Sunday, September 25, 2005

 

Two Questions to ask of ID: Part One

Boiled down to the essentials, there are really only two questions one needs to ask about intelligent design.
The first is this: 'is ID right when it claims that intelligent causation can be reliably infered from physical evidence in certain circumstances?'
Since several sciences (archaeology, cryptography, forensic science, SETI) already depend upon making such design inferences, it seems hard to argue that there are no circumstances under which it is reasonable to infer design from physical evidence.
ID theorists have suggested a number of different design detection criteria which they think clearly define the type of evidence one needs in order to make a rational design inference.
For example, mathematician and philosopher William A. Dembski proposes 'specified complexity', or 'complex specified information' (CSI) as a reliable marker of intelligent design.
Something exhibits CSI if it matches a non ad hoc, independent specification at sufficiently low probability. A simple illustration: a long string of tiles picked at random from a bag of scrabble letters would be complex (it would take a lot of information to convey how to reproduce that precise sequence of titles) but it would not be specified. A short sequence of tiles such as 'This' or 'That', would be specified (by the independent pattern of the English language), but not very complex. However, a string of scrabble tiles which spelt out a whole sentence in English would be both complex and specified. Whenever we know the cause of things that exhibit CSI (e.g. books, musical scores, computer programmes) we know that they are the product of intelligence. Hence, we have good inductive grounds for holding that any object or event which exhibit CSI, like our third string of scrabble tiles, is the product of intelligent design.

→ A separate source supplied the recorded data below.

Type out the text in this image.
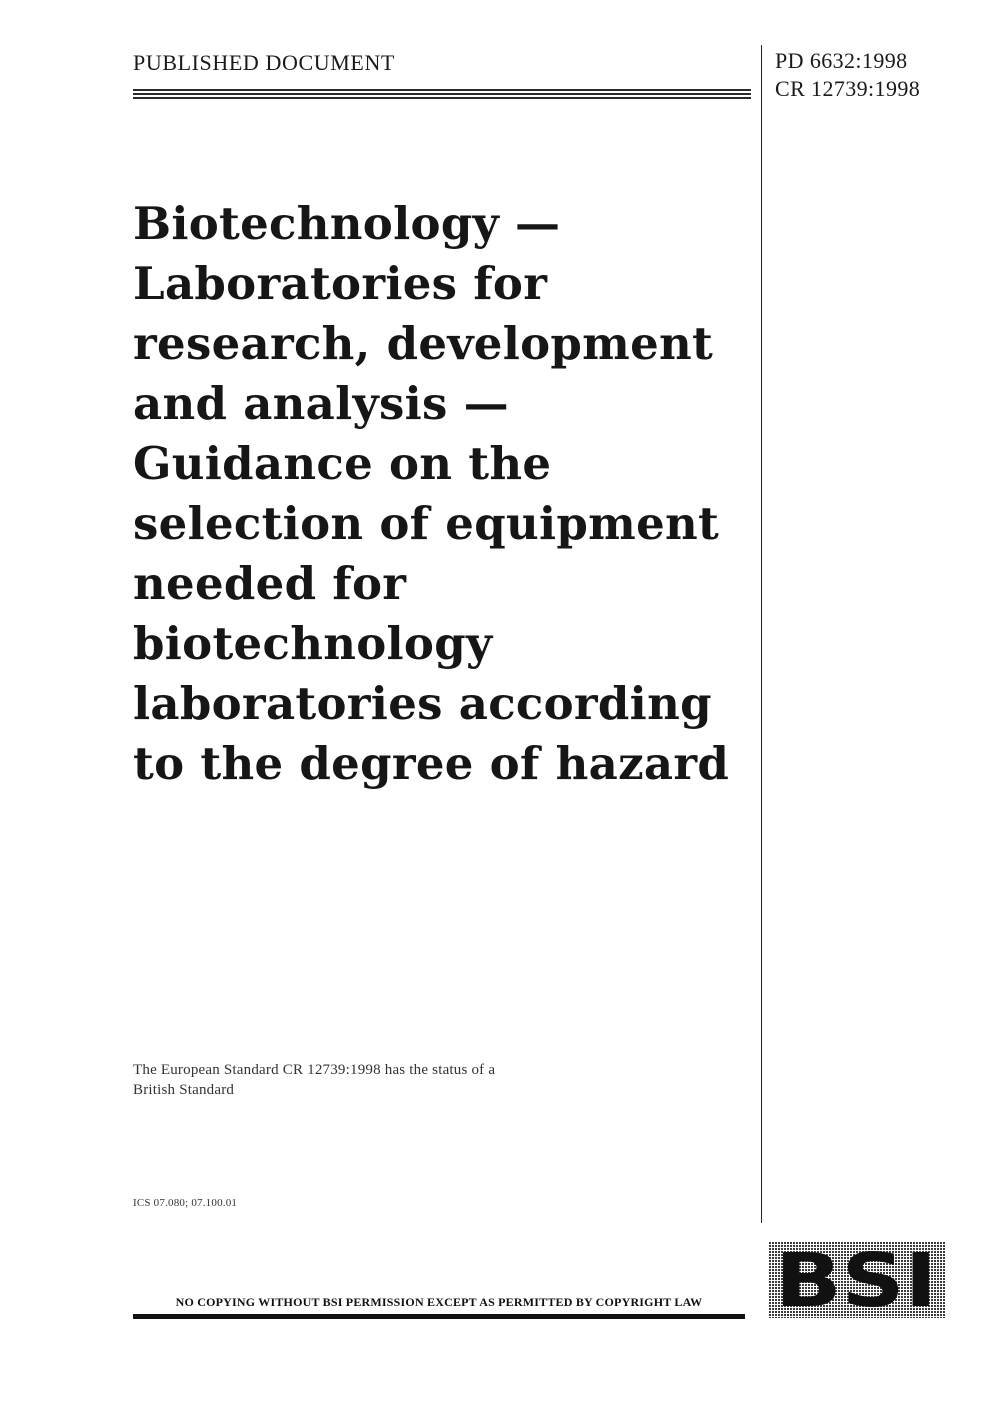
PUBLISHED DOCUMENT	PD 6632:1998
CR 12739:1998
Biotechnology —
Laboratories for
research, development
and analysis —
Guidance on the
selection of equipment
needed for
biotechnology
laboratories according
to the degree of hazard
The European Standard CR 12739:1998 has the status of a
British Standard
ICS 07.080; 07.100.01
NO COPYING WITHOUT BSI PERMISSION EXCEPT AS PERMITTED BY COPYRIGHT LAW BSI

Now, if one rejects the ID claim that intelligent design can be reliably infered from physical evidence under certain circumstances, there is a price to pay. It would seem that one cannot reject ID on this account whilst accepting any science which makes the same assumption. That is, one could not hold with SETI, forensic science, cryptography, etc.
In point of fact, many people reject ID on the basis of an assumption which might be summarised either thus - 'All scientific explanations must be ultimately reducible to non-teleological, naturalistic explanations' (Methodological Naturalism) or - 'All true explanations must be ultimately reducible to non-teleological, naturalistic explanations' (Metaphysical Naturalism). Atheists often conflate these two 'rules', much to the annoyance of theists who accept the first rule but not the second. Either way, the adoption of either of these rules is supposed to draw a line between infering intelligent design from physical evidence in fields like archaeology and in fields like cosmology, because the former inference can be regarded as a scientific placeholder for an explanation ultimately reducible to non-teleological explanations (which the theists who accept Methodological Naturalism re-introduce at a philosophical level and the atheists do not), while the latter inference is harder to regarded in this way.

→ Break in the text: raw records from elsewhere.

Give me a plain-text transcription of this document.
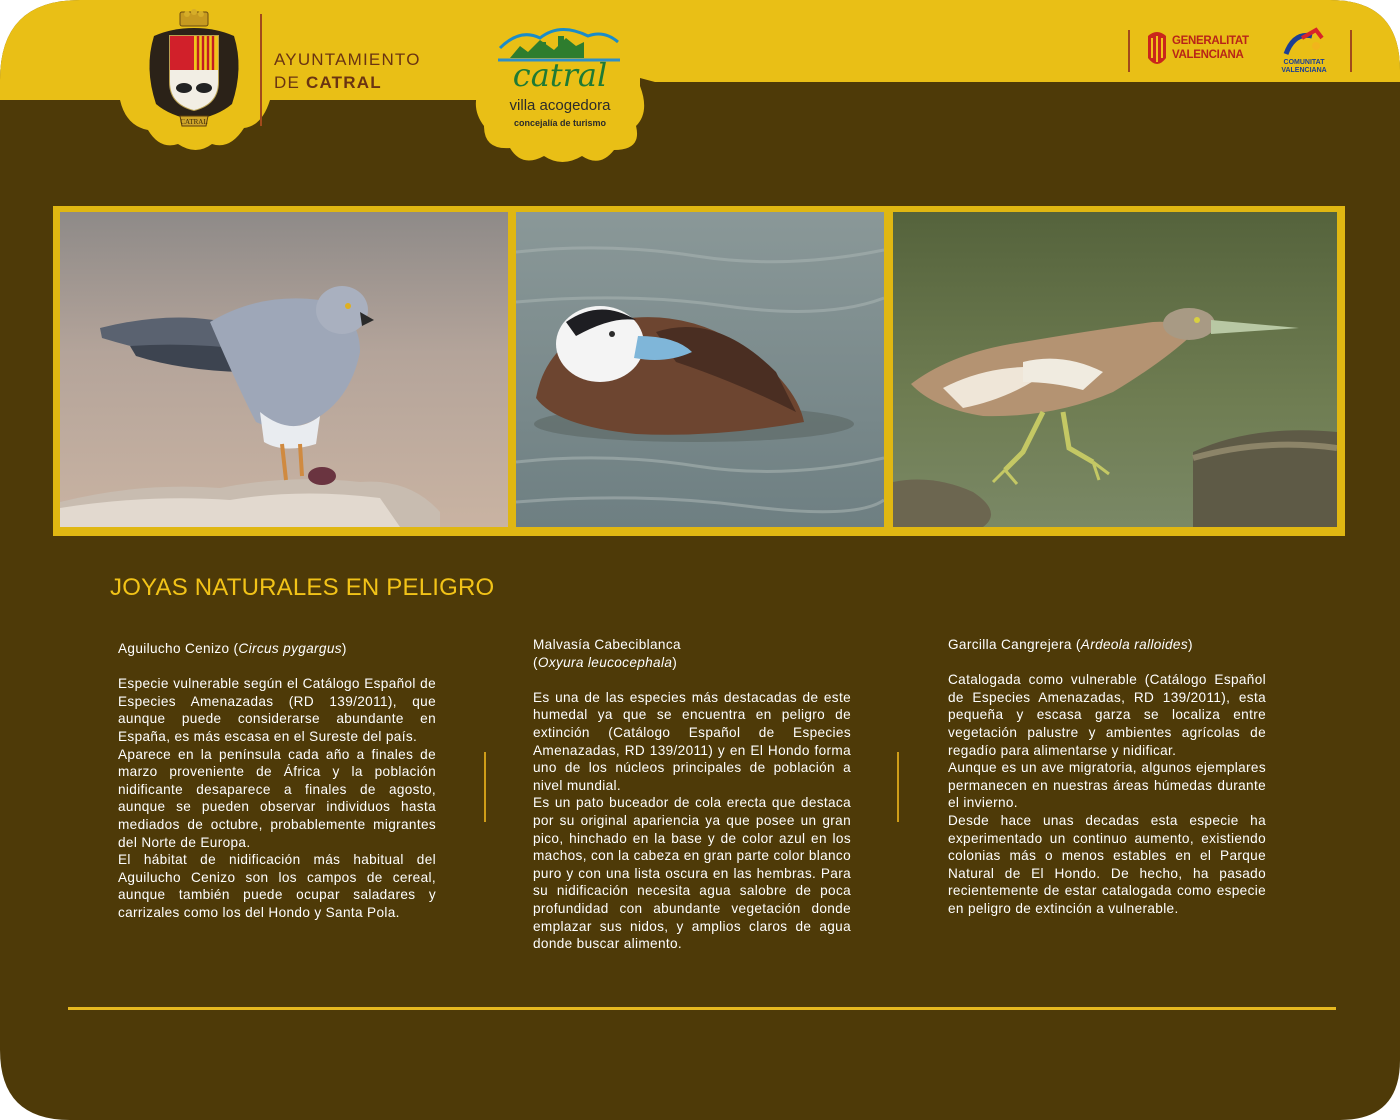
CATRAL
AYUNTAMIENTO
DE CATRAL	catral
villa acogedora
concejalía de turismo
GENERALITAT
VALENCIANA
COMUNITAT
VALENCIANA
JOYAS NATURALES EN PELIGRO
Aguilucho Cenizo (Circus pygargus)

Especie vulnerable según el Catálogo Español de Especies Amenazadas (RD 139/2011), que aunque puede considerarse abundante en España, es más escasa en el Sureste del país.

Aparece en la península cada año a finales de marzo proveniente de África y la población nidificante desaparece a finales de agosto, aunque se pueden observar individuos hasta mediados de octubre, probablemente migrantes del Norte de Europa.

El hábitat de nidificación más habitual del Aguilucho Cenizo son los campos de cereal, aunque también puede ocupar saladares y carrizales como los del Hondo y Santa Pola.

Malvasía Cabeciblanca
(Oxyura leucocephala)

Es una de las especies más destacadas de este humedal ya que se encuentra en peligro de extinción (Catálogo Español de Especies Amenazadas, RD 139/2011) y en El Hondo forma uno de los núcleos principales de población a nivel mundial.

Es un pato buceador de cola erecta que destaca por su original apariencia ya que posee un gran pico, hinchado en la base y de color azul en los machos, con la cabeza en gran parte color blanco puro y con una lista oscura en las hembras. Para su nidificación necesita agua salobre de poca profundidad con abundante vegetación donde emplazar sus nidos, y amplios claros de agua donde buscar alimento.

Garcilla Cangrejera (Ardeola ralloides)

Catalogada como vulnerable (Catálogo Español de Especies Amenazadas, RD 139/2011), esta pequeña y escasa garza se localiza entre vegetación palustre y ambientes agrícolas de regadío para alimentarse y nidificar.

Aunque es un ave migratoria, algunos ejemplares permanecen en nuestras áreas húmedas durante el invierno.

Desde hace unas decadas esta especie ha experimentado un continuo aumento, existiendo colonias más o menos estables en el Parque Natural de El Hondo. De hecho, ha pasado recientemente de estar catalogada como especie en peligro de extinción a vulnerable.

Note that these rules are philosophical assertions open to philosophical assessment, and that they would come as news to scientists from Aristotle to Newton.
In point of fact, such rules suffer from a number of defects, including being too vague to do the intended job. One could accept either rule and still accept design inferences from the texture of nature by postulating ultimately non-teleological explanations. Such a move might be philosophically cumbersome, but it is possible because ID doesn't have anything to say about the metaphysical nature of the infered intelligence/s. If a naturalist wanted to accept a design inference from nature but posit that the intelligence inquestion must have an ultimately naturalistic explanation, I might think he had his philosophical work cut out for him, but the resulting debate would be essentially philosophical.
Moreover, if it is logically possible that the texture of nature includes anything that is the result of intelligent design, and if it is also logically possible that intelligent design is empirically detectable in the right circumstances, then any rule which sucessfully outlawed infering design from nature in the right circumstances would be a rule that subverted the fundamental goal of science: to seek the truth.